# 250k dual log pot



## lefilsdejack (Mar 10, 2019)

Hello,
I am in search for a 250k dual log, pcb angled pot.
It is for the build of Colbat drive pedal (blues driver inspired).
I took a look on a lot of stores, but did'nt find it.
Any idea?
Thanks.
Have a good day


----------



## caspercody (Mar 10, 2019)

Like this one?









						250K OHM Linear Dual Taper Potentiometer PCB Mount Round Shaft Dia: 6mm
					

ALPHA - Get It Fast - Same Day Shipping




					www.taydaelectronics.com


----------



## lefilsdejack (Mar 10, 2019)

Yes, but in logarithmic. I only find linear at this value


----------



## Robert (Mar 10, 2019)

I think most folks are using the solder lug version and wiring that one.   
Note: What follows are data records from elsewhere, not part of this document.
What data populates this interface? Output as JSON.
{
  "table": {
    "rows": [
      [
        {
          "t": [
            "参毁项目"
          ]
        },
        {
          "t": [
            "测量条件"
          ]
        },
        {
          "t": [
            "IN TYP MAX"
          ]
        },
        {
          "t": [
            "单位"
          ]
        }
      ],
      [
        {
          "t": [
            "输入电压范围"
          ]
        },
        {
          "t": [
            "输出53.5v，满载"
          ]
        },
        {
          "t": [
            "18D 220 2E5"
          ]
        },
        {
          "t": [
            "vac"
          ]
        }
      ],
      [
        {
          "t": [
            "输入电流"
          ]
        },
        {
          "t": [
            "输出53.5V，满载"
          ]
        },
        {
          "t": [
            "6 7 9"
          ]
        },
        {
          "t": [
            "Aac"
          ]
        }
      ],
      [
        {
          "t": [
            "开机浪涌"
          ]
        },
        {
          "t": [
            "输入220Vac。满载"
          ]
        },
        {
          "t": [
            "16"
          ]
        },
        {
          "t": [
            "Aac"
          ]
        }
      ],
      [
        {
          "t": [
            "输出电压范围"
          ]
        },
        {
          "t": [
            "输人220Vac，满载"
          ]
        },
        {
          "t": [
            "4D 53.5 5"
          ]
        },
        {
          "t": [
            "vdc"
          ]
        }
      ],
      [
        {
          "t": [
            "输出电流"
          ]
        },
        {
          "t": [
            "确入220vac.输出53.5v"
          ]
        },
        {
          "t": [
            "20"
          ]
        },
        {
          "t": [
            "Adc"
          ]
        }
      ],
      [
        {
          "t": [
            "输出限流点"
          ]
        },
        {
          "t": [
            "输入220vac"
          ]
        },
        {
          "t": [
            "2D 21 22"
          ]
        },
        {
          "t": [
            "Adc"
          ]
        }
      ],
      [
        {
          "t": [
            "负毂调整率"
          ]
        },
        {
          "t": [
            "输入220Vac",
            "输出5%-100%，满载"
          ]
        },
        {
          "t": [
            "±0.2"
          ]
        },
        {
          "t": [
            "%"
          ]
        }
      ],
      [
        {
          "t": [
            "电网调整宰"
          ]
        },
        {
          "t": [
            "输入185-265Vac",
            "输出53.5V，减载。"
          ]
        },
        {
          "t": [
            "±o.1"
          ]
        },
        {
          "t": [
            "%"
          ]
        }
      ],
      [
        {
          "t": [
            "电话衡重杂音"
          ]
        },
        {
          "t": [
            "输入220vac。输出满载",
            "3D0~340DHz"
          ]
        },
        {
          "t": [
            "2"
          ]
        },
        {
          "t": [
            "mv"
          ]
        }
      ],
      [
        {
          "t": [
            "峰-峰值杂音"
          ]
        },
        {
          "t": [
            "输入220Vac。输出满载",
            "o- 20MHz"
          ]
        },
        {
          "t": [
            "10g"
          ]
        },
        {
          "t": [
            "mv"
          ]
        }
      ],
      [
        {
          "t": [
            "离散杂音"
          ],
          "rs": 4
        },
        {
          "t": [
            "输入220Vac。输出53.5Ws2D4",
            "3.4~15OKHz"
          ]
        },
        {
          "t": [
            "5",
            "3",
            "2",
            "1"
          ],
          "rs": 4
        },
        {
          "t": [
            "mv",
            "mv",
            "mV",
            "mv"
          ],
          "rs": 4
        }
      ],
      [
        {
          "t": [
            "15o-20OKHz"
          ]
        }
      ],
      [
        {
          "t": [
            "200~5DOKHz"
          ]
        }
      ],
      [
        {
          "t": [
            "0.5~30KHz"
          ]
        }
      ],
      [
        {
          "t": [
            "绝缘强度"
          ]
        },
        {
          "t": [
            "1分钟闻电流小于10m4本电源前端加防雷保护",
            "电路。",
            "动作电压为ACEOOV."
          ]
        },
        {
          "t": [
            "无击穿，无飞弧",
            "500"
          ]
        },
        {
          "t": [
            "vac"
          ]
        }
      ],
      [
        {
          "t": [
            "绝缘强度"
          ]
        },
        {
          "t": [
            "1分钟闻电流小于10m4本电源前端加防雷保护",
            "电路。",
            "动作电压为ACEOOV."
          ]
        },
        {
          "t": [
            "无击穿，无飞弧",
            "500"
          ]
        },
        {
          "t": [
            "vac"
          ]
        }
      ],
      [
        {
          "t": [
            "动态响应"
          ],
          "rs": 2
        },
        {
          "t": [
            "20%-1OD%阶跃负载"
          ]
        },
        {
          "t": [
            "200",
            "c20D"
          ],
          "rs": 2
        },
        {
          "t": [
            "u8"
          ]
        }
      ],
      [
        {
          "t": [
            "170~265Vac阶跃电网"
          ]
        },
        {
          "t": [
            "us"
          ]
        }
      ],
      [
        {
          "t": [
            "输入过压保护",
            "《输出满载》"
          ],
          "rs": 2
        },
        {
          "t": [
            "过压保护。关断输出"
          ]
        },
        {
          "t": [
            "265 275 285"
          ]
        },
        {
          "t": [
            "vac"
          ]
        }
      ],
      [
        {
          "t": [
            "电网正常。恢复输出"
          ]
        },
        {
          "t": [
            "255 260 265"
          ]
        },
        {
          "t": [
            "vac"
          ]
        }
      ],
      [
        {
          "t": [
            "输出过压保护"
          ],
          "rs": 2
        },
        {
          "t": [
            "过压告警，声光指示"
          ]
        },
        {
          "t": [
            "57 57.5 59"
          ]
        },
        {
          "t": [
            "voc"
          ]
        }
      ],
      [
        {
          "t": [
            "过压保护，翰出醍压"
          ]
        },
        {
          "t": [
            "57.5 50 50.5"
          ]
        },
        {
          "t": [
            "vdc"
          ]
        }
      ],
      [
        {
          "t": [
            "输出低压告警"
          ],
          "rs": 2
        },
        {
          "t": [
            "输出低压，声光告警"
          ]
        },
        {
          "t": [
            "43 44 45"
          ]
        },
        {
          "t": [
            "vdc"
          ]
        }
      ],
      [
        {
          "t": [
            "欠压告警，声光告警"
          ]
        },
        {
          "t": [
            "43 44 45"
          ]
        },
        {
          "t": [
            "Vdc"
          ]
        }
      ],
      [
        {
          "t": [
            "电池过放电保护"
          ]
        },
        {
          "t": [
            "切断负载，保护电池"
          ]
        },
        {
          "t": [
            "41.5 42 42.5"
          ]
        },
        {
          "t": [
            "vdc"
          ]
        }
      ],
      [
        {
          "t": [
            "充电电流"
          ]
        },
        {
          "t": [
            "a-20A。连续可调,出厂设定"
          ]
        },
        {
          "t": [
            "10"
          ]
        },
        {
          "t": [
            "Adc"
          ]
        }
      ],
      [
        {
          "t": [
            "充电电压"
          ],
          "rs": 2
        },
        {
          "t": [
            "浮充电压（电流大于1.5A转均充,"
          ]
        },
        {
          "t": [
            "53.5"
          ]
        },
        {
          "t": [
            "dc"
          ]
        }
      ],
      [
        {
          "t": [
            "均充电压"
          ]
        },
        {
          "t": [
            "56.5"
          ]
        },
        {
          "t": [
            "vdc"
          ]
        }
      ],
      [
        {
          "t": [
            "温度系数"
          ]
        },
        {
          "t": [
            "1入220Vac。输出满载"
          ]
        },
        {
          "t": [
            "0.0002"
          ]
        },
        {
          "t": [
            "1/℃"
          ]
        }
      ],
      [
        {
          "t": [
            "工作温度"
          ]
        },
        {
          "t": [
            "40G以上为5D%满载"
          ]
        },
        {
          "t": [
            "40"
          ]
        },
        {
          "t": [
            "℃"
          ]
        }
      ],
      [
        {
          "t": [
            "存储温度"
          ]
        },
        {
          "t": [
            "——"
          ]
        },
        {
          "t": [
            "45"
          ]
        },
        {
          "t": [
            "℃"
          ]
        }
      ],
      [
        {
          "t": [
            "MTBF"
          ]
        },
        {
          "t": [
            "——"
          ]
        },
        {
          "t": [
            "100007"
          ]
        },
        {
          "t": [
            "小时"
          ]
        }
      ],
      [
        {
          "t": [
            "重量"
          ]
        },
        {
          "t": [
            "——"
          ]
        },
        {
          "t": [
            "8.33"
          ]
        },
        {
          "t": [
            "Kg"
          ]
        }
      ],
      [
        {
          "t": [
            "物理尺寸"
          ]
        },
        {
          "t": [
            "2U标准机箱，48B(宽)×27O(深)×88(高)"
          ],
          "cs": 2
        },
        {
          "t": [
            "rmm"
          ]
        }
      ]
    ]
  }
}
Not really "ideal", but it's available.      I'd be curious to know how linear responds...


----------



## temol (Mar 10, 2019)

BanzaiMusic has 250k log, but with solder lugs

T.


----------



## lefilsdejack (Mar 10, 2019)

Yes, I saw those one. Thank you. 
There are a lot of value dual gang on banzai
But I am looking for angled pcb versions. 
If I don't find pcb angles solder version, I will take those. 
.


----------



## lefilsdejack (Mar 10, 2019)

I was thinking of trying linear one, but looking at the schematic, I suppose it would respond with a weird curve. Maybe I will make a try. Thanks for your answers.


----------



## music6000 (Mar 11, 2019)

If you want to stay with Right Angle PCB mount,  you could use the  readily available A500K Dual Gang & Solder 510k resistors on Lugs 1&3, It would be a better choice than Linear taper. I've seen Alpha 500k pots vary from 520k to 465k so the 510k resistor will still be well in the accepted range.
It will give you the 250k range you require with a slight shift in the curve but smoother than Linear.


----------



## Caedarn (Apr 29, 2019)

I’m also planning a cobalt build and was wondering about this pot.  I came across this page on diystompboxes that looks pretty useful:  https://www.diystompboxes.com/analogalchemy/emh/emh.html. It has some info related to approximating potentiometer values.


----------



## lefilsdejack (May 5, 2019)

I finally bought correct value on banzai music webstore, but non pcb version.


----------



## mcluff (Dec 29, 2021)

Like a doofus, I ordered the wrong dual-ganged pot from Tayda. 500K instead of 250K. What'll this do if I install it instead? Cut my gain output?


----------



## Chuck D. Bones (Dec 29, 2021)

It will give you a few dB more gain.  Should work fine.


----------